Grease / Dust removal

I decided to take the meter apart completely and submerge everything non-electronic into warm water with diluted dish washing liquid and few squirts of Mr. Proper (Mr. Clean).

Soaking the plastic parts

I left everything sit for more than 1 hour, occasionally moving them around gently. At the end, I have cleaned them with a soft sponge (the soft part of a kitchen sponge). For the harder to reach places I used a clean oil paint brush.

The leads themselves were not submerged, I used baby wipes plus an old tooth brush for the grooves.

This removed all dust and grease and (un-)surprisingly it looked like new!

Circuit board

(Un-)surprisingly for a Fluke, despite the poor exterior aspect, interior was impeccably clean. Just as a precaution – I used IPA to clean the rotary switch traces, the button pads and the wipers of the switch. All still very clean with very little sign of use.

When putting the meter together, I added some silicone grease on the little o-ring between the the switch knob and the switch body:

When taking the meter apart initially, I noticed one of the screws was half de-screwed – somebody tried to open the meter ? There were no finger prints inside so it may be that somebody tried to change battery not knowing what screws to take out:

Meter hand a screw half taken out

When putting back the meter, I also decided to add a bit of sewing machine oil on the screws:

Straightening the Fluke leads

The Red test was damaged – tip was missing. Initially I thought that I would buy a replacement set, but I later changed my mind – there are other test leads more suitable for what I need (I would like a TL175 and TL910). So I decided to straighten them back.

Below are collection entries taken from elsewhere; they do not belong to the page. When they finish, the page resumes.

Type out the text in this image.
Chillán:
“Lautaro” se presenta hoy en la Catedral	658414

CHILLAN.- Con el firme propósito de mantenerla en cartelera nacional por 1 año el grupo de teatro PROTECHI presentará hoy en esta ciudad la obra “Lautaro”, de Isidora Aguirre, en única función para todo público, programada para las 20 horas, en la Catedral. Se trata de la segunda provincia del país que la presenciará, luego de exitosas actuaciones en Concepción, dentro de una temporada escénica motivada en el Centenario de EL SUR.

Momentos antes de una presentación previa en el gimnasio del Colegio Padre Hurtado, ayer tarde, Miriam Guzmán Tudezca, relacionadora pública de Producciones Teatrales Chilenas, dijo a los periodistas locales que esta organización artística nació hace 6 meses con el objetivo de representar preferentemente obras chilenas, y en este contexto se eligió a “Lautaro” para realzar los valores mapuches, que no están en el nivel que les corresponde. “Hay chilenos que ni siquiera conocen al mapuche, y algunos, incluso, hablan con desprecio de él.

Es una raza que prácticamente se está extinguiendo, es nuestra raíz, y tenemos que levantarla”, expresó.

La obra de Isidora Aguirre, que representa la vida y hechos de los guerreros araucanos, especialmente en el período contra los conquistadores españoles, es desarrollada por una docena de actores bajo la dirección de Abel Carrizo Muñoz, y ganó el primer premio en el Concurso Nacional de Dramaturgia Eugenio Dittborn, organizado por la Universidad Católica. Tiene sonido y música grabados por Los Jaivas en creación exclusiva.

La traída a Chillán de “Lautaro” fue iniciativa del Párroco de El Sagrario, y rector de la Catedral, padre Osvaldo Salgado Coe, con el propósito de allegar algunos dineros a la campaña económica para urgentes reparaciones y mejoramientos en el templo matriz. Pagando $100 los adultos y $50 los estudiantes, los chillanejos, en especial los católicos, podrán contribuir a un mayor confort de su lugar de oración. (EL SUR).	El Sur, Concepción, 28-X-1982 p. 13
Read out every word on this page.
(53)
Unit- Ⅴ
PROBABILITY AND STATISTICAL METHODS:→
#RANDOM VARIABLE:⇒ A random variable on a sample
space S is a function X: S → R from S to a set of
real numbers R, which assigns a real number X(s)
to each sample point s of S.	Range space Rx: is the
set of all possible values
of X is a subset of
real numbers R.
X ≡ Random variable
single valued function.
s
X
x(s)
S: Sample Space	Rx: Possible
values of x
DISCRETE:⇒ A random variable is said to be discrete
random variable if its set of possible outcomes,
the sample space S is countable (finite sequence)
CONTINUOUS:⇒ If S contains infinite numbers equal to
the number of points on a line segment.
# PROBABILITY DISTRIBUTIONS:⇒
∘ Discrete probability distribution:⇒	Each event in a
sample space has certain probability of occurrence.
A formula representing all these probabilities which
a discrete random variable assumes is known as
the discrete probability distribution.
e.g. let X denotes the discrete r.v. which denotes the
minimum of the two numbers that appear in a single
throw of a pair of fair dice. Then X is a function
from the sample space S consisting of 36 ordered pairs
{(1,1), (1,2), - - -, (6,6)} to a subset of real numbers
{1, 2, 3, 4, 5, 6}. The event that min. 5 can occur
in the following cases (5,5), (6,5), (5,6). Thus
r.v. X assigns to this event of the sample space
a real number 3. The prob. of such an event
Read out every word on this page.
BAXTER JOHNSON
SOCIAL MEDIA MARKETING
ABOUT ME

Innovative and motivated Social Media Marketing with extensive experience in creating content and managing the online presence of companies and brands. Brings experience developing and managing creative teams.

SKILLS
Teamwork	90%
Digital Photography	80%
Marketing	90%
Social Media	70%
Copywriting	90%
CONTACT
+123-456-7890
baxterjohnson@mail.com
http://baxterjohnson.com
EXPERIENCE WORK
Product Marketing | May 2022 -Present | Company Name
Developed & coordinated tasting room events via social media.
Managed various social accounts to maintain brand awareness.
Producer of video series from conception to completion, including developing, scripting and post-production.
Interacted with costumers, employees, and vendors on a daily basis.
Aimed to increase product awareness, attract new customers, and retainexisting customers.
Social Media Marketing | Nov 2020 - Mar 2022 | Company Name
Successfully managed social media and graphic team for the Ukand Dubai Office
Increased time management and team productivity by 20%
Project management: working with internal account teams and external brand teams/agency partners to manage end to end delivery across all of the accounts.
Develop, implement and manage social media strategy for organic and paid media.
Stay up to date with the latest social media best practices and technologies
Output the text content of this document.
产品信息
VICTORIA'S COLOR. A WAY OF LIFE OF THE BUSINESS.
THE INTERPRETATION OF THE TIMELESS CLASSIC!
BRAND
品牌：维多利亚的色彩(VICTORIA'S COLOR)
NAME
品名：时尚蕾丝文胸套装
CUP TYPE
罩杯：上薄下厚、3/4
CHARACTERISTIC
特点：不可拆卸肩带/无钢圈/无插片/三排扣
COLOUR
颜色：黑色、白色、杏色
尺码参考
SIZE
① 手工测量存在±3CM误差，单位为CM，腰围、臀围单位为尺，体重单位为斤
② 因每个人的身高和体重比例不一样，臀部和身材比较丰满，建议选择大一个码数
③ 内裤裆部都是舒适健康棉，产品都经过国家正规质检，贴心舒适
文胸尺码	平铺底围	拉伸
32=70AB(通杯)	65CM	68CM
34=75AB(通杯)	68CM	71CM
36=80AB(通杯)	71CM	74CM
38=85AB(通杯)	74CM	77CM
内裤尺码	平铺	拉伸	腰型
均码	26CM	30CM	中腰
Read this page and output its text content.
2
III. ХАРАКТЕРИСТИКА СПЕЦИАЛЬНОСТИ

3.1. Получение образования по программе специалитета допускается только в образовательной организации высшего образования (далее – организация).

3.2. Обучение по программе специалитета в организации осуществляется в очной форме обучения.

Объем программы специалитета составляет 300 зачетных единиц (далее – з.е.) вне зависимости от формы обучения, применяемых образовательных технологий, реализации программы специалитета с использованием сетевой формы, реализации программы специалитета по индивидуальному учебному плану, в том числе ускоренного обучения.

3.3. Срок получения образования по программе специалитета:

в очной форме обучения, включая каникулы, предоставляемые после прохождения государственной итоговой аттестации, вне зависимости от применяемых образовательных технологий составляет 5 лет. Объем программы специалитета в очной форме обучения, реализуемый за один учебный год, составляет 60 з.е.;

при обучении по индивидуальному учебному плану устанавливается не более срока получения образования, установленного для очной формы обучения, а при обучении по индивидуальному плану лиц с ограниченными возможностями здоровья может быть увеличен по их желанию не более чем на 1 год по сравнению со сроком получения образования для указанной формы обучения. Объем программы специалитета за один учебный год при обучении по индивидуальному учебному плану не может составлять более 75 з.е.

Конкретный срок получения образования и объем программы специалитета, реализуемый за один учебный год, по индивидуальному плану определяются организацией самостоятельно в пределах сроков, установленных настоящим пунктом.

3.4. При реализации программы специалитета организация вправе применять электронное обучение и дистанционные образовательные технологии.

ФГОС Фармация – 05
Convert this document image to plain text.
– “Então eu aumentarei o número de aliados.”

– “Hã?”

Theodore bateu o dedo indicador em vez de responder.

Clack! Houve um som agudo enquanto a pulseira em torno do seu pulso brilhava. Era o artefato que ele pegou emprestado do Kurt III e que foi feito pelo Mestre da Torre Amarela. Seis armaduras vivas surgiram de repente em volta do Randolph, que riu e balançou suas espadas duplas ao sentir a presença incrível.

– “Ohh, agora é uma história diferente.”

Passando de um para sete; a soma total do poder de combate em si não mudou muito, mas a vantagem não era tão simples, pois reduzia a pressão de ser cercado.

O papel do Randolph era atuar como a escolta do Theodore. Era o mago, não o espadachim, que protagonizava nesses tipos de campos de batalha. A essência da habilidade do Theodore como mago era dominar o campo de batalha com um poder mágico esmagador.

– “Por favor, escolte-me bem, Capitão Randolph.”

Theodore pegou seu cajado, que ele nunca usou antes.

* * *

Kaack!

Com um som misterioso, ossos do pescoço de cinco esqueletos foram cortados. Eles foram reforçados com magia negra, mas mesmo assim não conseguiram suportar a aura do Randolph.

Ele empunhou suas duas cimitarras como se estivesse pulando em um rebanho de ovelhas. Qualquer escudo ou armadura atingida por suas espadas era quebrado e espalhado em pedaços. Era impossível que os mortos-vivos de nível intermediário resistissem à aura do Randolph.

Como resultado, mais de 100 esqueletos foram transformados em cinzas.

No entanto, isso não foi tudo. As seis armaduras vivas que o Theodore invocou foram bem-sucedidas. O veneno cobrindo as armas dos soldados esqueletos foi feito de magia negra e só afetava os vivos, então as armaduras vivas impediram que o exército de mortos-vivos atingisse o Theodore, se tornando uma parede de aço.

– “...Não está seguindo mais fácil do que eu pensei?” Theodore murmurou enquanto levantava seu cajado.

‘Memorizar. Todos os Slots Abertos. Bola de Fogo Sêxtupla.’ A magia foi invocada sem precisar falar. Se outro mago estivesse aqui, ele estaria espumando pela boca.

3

First I bent them back with pliers, after wrapping the leads in some cloth tissue not to scar them even more:

The tip seems to be made of the same solid material (and a yellowish coating is seen under the deep dents and scratch marks…). I will probably order the TL910 set for small electronics and keep these as a worst case scenario until I get better ones (like TL175).

Cleaning the permanent marker from the Fluke holster

This was the most laborious part of the cleanup, took more than 1h to scrub it off. Initially I have tried with isopropyl alcohol – faint traces of paint where rubbing off onto the q-tip but zero sign that I’m getting somewhere. I’ve tried Acetone, but q-tip stayed perfectly white.

Permanent marker on Fluke 116 holster

I even tried some petroleum based product, again, no results.

I have decided to use a heel scrubber made in metal. The pumice stone didn’t seem to have an effect either, but the metal started ‘biting’ into the rubber. This process was very tedious, as there’s not enough room to create a continuous ‘random’ and ‘ample’ motion. Tried to pay attention not to scrub in the same direction. After a while, I started alternating the heel scrubber with a 150 grit sand-paper.

The large permanent marker patch was to cover another text underneath (what appeared as few numbers that I could not read). Maybe a former inventory number ? That initial paint penetrated a little deeper than the current one that I was fighting against and I could see faint traces of a different color.

Finally, I tried to smooth up the rubber surface with a 600 grit sandpaper:

Thankfully Fluke created a respectable holster instead of a flimsy one, scrubbing it away for 1h still left a sizeable amount of ‘thickness’.

In conclusion, I am a bit ambivalent. Given the meter is made for HVAC technicians (extreme temperatures, built like a tank, etc), it is a bit too big for my needs. It also lacks mA or A modes, only has µA range (up to 600µA). The micro Amp mode could be handy for some low power circuitry. The size may also be an advantage: switching modes without the meter running anywhere and it won’t move just on a slight pull on the leads.